Recapitulando o exposto, vamos consignar os postulados espíritas abaixo descritos, confirmados, todos positivamente, neste enredo parabólico.
1 — Imutabilidade de Deus — princípio sustentado, não teoricamente apenas, mas de modo positivo, condizente com os fatos e testemunhos da vida humana.
2 — Unidade do destino, isto é, a redenção completa pelo amor e pela dor, abrangendo todos os pecadores.
3 — A lei da causalidade, ou seja, de ação e reação, causas e efeitos, determinando, em dado tempo, o despertar das consciências adormecidas.
4 — A relatividade do livre-arbítrio, o qual não pode ser absoluto, a ponto de ser dado ao homem alterar os desígnios de Deus.
5 — Finalmente, a evolução individual dos seres racionais e conscientes, de cujo número o homem faz parte, processada no recesso íntimo das almas, livre e espontaneamente, como lei natural e irrevogável.
O pródigo faz jus à nossa simpatia, porque é um pecador confesso. Errou, sofreu as consequências do seu erro, reconheceu-se culpado, implorou e obteve a misericórdia divina. Pela sinceridade do seu gesto e pela humildade da sua atitude, ele atrai a nossa indulgência e, mais do que isso, conquista o nosso coração. E como não há de ser assim, se nós nos vemos nele, como num espelho, refletindo o que somos e indicando-nos o caminho a seguir, o exemplo a imitar?
O delito do pródigo é incontestavelmente menos grave do que o de seu irmão, apesar de ter esbanjado dissolutamente a herança paterna. A sua culpa indica fraqueza, não revela desamor nem maldade. Fez mal, não há dúvida, porém, a si próprio. Não envolveu a ruína de terceiros em suas aventuras, não ocasionou dor física ou moral a seu semelhante, não ofendeu o seu próximo. Foi insensato, leviano, boêmio, perdulário, prejudicando-se, como já dissemos, a si mesmo. E o egoísta, com sua aparente santidade, jactando-se de jamais haver infringido as ordens e os preconceitos paternos? Na sua impiedade, manifesta e ostensiva, esquivando-se indignado a tomar parte no banquete promovido pelo pai em regozijo ao regresso do seu irmão, ele mostra toda a aridez e secura da sua alma. O pródigo, a despeito de todas as insânias que cometeu, não atendeu tão gravemente contra a lei como ele, não feriu os sentimentos paternos de modo tão desalmado e cruel. Esta personagem é a encarnação viva do egoísmo, pretendendo, como pretendeu, monopolizar a herança e o convívio paterno. Que importa que ele não houvesse dilapidado o seu pecúlio, uma vez que se revelou mesquinho e desamorável, estomagando-se com o retorno de seu irmão e com a maneira afetuosa com que o pai o recebera?
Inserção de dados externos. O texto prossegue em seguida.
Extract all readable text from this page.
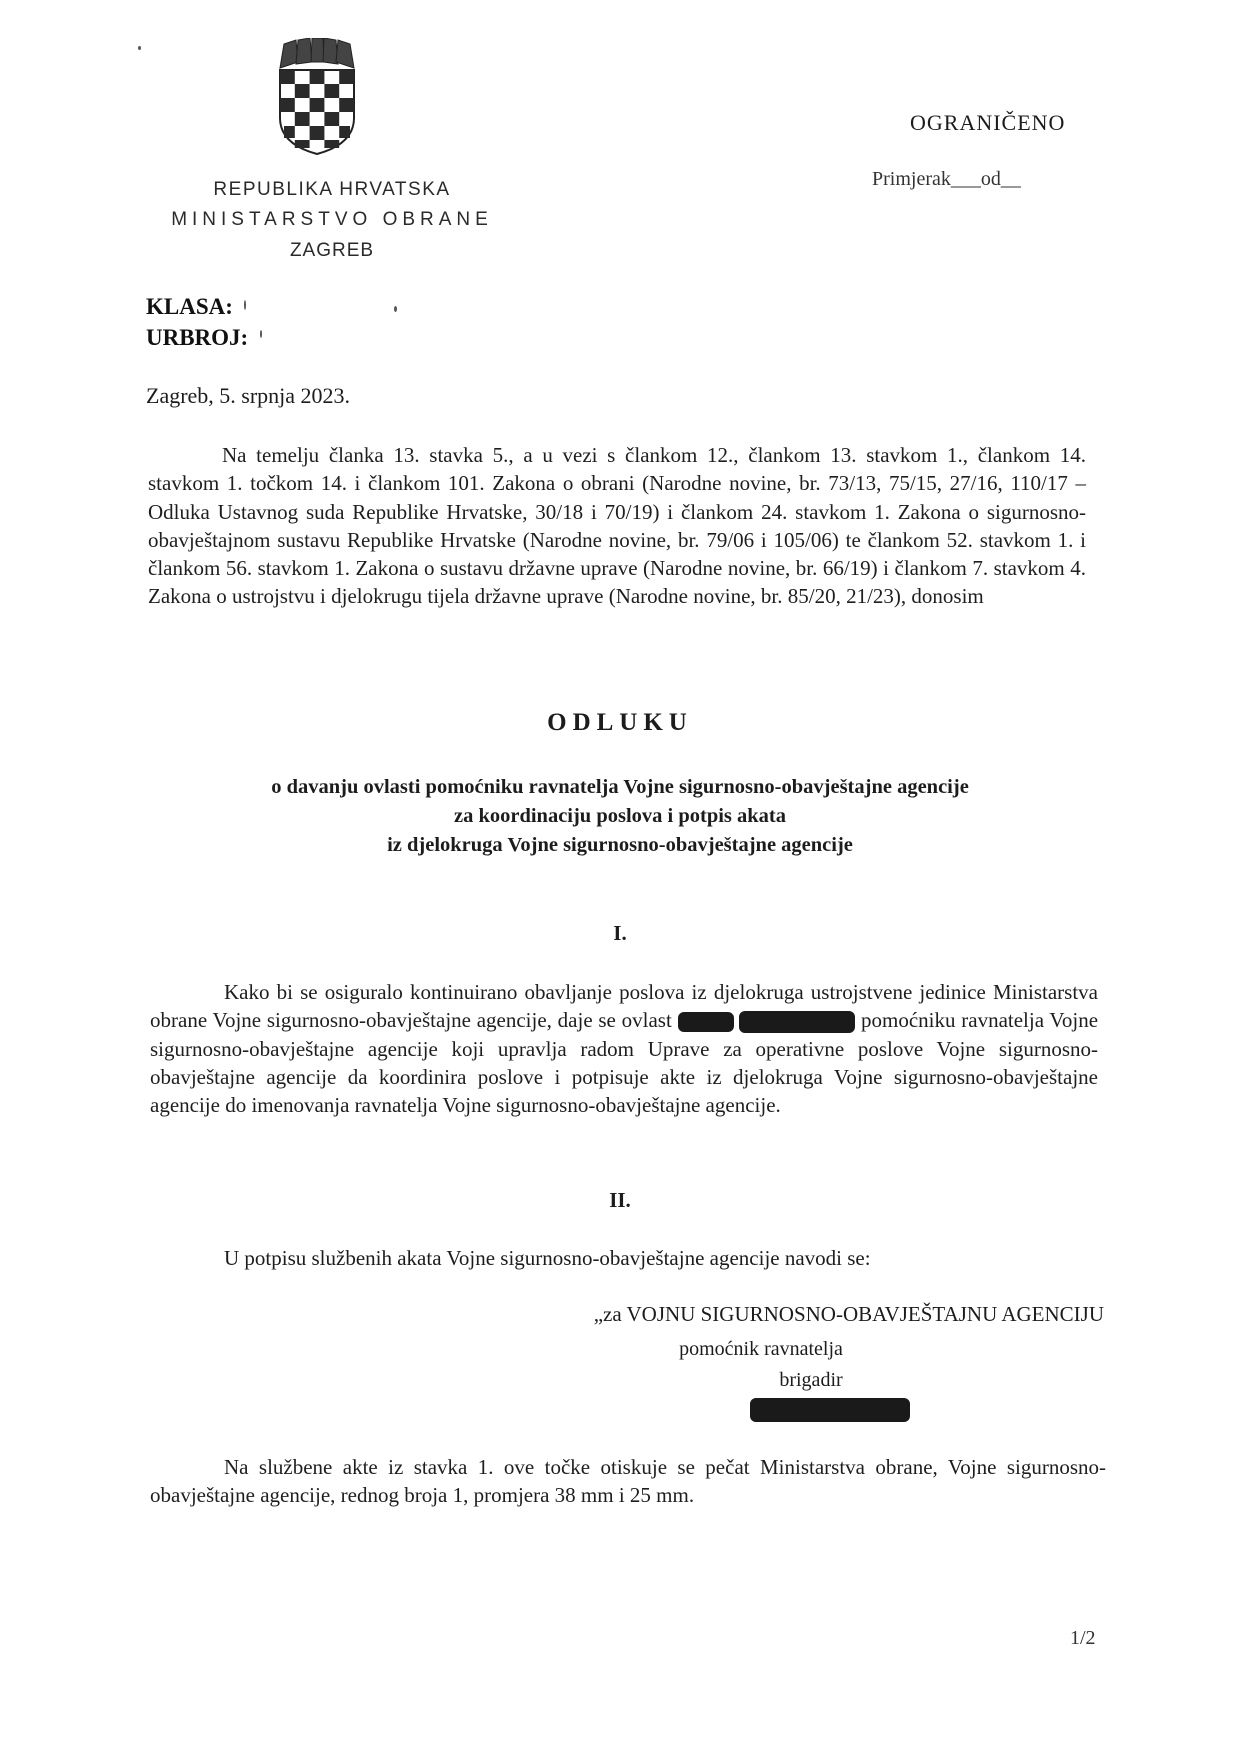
REPUBLIKA HRVATSKA
MINISTARSTVO OBRANE
ZAGREB
OGRANIČENO
Primjerak___od__
KLASA:
URBROJ:
Zagreb, 5. srpnja 2023.
Na temelju članka 13. stavka 5., a u vezi s člankom 12., člankom 13. stavkom 1., člankom 14. stavkom 1. točkom 14. i člankom 101. Zakona o obrani (Narodne novine, br. 73/13, 75/15, 27/16, 110/17 – Odluka Ustavnog suda Republike Hrvatske, 30/18 i 70/19) i člankom 24. stavkom 1. Zakona o sigurnosno-obavještajnom sustavu Republike Hrvatske (Narodne novine, br. 79/06 i 105/06) te člankom 52. stavkom 1. i člankom 56. stavkom 1. Zakona o sustavu državne uprave (Narodne novine, br. 66/19) i člankom 7. stavkom 4. Zakona o ustrojstvu i djelokrugu tijela državne uprave (Narodne novine, br. 85/20, 21/23), donosim
ODLUKU
o davanju ovlasti pomoćniku ravnatelja Vojne sigurnosno-obavještajne agencije
za koordinaciju poslova i potpis akata
iz djelokruga Vojne sigurnosno-obavještajne agencije
I.
Kako bi se osiguralo kontinuirano obavljanje poslova iz djelokruga ustrojstvene jedinice Ministarstva obrane Vojne sigurnosno-obavještajne agencije, daje se ovlast	pomoćniku ravnatelja Vojne sigurnosno-obavještajne agencije koji upravlja radom Uprave za operativne poslove Vojne sigurnosno-obavještajne agencije da koordinira poslove i potpisuje akte iz djelokruga Vojne sigurnosno-obavještajne agencije do imenovanja ravnatelja Vojne sigurnosno-obavještajne agencije.
II.
U potpisu službenih akata Vojne sigurnosno-obavještajne agencije navodi se:
„za VOJNU SIGURNOSNO-OBAVJEŠTAJNU AGENCIJU
pomoćnik ravnatelja
brigadir
Na službene akte iz stavka 1. ove točke otiskuje se pečat Ministarstva obrane, Vojne sigurnosno-obavještajne agencije, rednog broja 1, promjera 38 mm i 25 mm.
1/2
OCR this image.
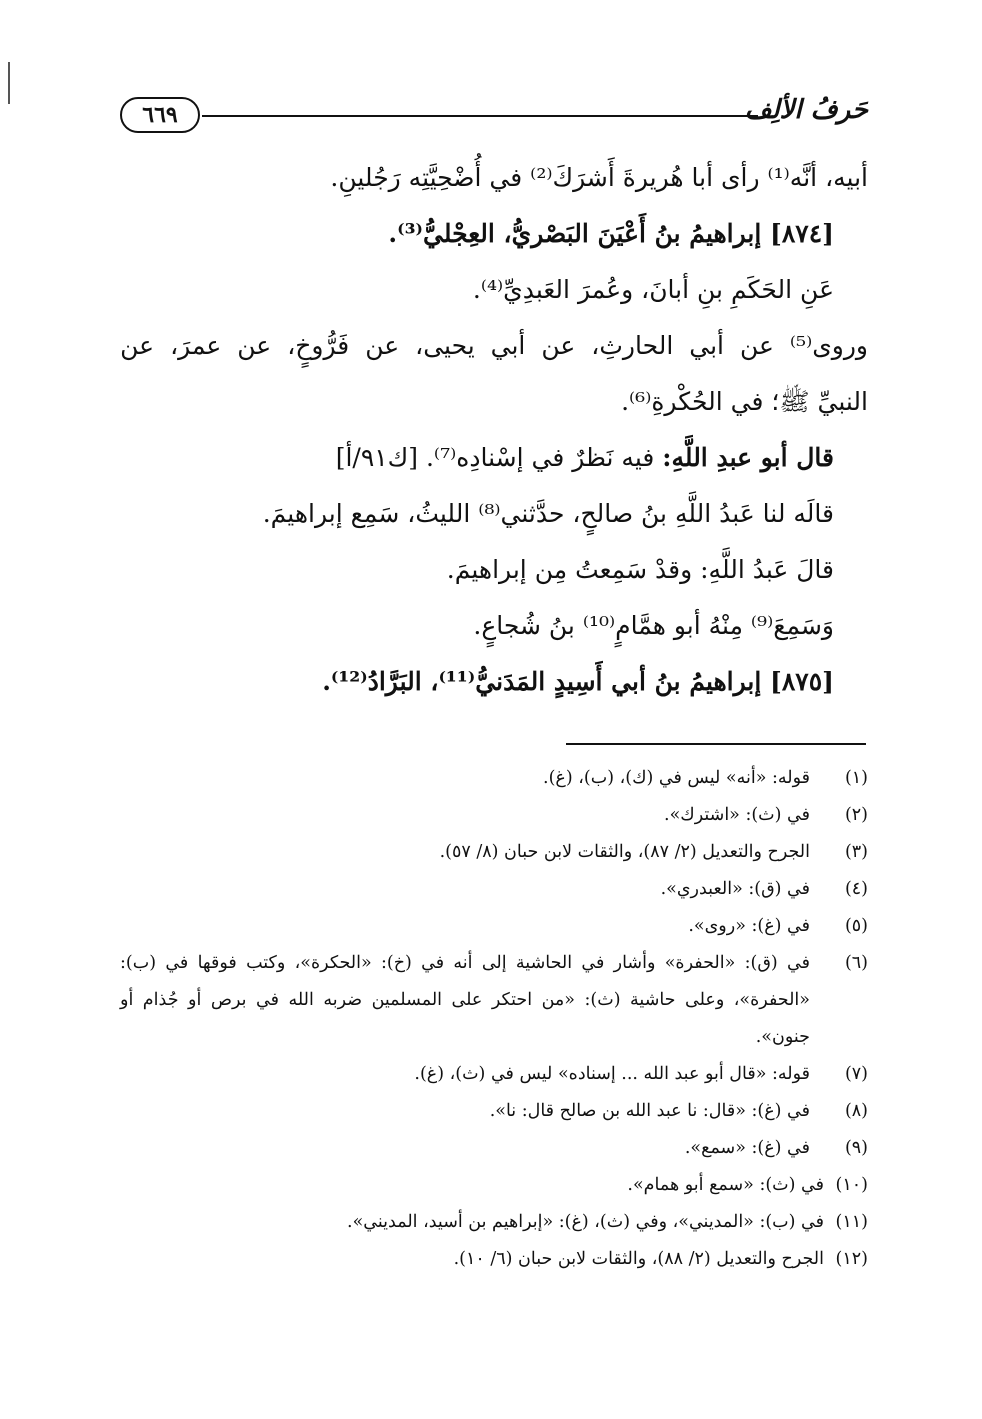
٦٦٩	حَرفُ الألِف
أبيه، أنَّه⁽¹⁾ رأى أبا هُريرةَ أَشرَكَ⁽²⁾ في أُضْحِيَّتِه رَجُلينِ.
[٨٧٤] إبراهيمُ بنُ أَعْيَنَ البَصْريُّ، العِجْليُّ⁽³⁾.
عَنِ الحَكَمِ بنِ أبانَ، وعُمرَ العَبدِيِّ⁽⁴⁾.
وروى⁽⁵⁾
عن
أبي
الحارثِ،
عن
أبي
يحيى،
عن
فَرُّوخٍ،
عن
عمرَ،
عن
النبيِّ ﷺ؛ في الحُكْرةِ⁽⁶⁾.
قال أبو عبدِ اللَّهِ: فيه نَظرٌ في إسْنادِه⁽⁷⁾. [ك٩١/أ]
قالَه لنا عَبدُ اللَّهِ بنُ صالحٍ، حدَّثني⁽⁸⁾ الليثُ، سَمِع إبراهيمَ.
قالَ عَبدُ اللَّهِ: وقدْ سَمِعتُ مِن إبراهيمَ.
وَسَمِعَ⁽⁹⁾ مِنْهُ أبو همَّامٍ⁽¹⁰⁾ بنُ شُجاعٍ.
[٨٧٥] إبراهيمُ بنُ أبي أَسِيدٍ المَدَنيُّ⁽¹¹⁾، البَرَّادُ⁽¹²⁾.
(١)
قوله: «أنه» ليس في (ك)، (ب)، (غ).
(٢)
في (ث): «اشترك».
(٣)
الجرح والتعديل (٢/ ٨٧)، والثقات لابن حبان (٨/ ٥٧).
(٤)
في (ق): «العبدري».
(٥)
في (غ): «روى».
(٦)
في (ق): «الحفرة» وأشار في الحاشية إلى أنه في (خ): «الحكرة»، وكتب فوقها في (ب): «الحفرة»، وعلى حاشية (ث): «من احتكر على المسلمين ضربه الله في برص أو جُذام أو جنون».
(٧)
قوله: «قال أبو عبد الله ... إسناده» ليس في (ث)، (غ).
(٨)
في (غ): «قال: نا عبد الله بن صالح قال: نا».
(٩)
في (غ): «سمع».
(١٠)
في (ث): «سمع أبو همام».
(١١)
في (ب): «المديني»، وفي (ث)، (غ): «إبراهيم بن أسيد، المديني».
(١٢)
الجرح والتعديل (٢/ ٨٨)، والثقات لابن حبان (٦/ ١٠).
Que outra prova maior de impiedade podia ter demonstrado? Onde a sua decantada santidade, onde o seu presumido puritanismo? Estará, acaso, nas virtudes negativas que tão enfaticamente proclamara? Não é com virtudes negativas que se cumpre a lei e se conquistam os tabernáculos eternos. O homem pode cultivá-las, sendo, contudo, infrator do código divino, como no caso presente. Virtude negativa quer dizer abstenção do mal. Mas o homem pode abster-se do mal somente visando ao proveito próprio, ao seu bem-estar, ao conceito e à fama. Que prova semelhante atitude senão requintado egoísmo? Não procede mal para não comprometer-se, para zelar da sua integridade imoral.
Sim, empregamos o prefixo propositalmente, da sua integridade imoral, porque, em realidade, tal indivíduo não passa dum "bom aparente", dum santo de fancaria, uma vez que é incapaz de atos altruístas e generosos em prol dos seus semelhantes. Não arrisca um fio de cabelo na defesa dum inocente ou duma causa justa; não dedica um momento de seu tempo em favor de quem quer que seja.
Ainda mais: entristece-se com a felicidade alheia, revoltase com a alegria do próximo. Refestelando-se no céu, conforma-se com a perdição eterna de seu irmão! Tal o grande pecador, tal a imagem do fariseu que, orando no templo, assim se pronunciava: Graças te dou, meu Deus, porque não sou como aquele publicano. Não sou ladrão, pago o dízimo e jejuo regularmente. O publicano, porém, orava deste modo: Meu Deus, tem piedade de mim, miserável pecador. Em verdade — ensina o Divino Mestre — este voltou para sua casa justificado, e não aquele.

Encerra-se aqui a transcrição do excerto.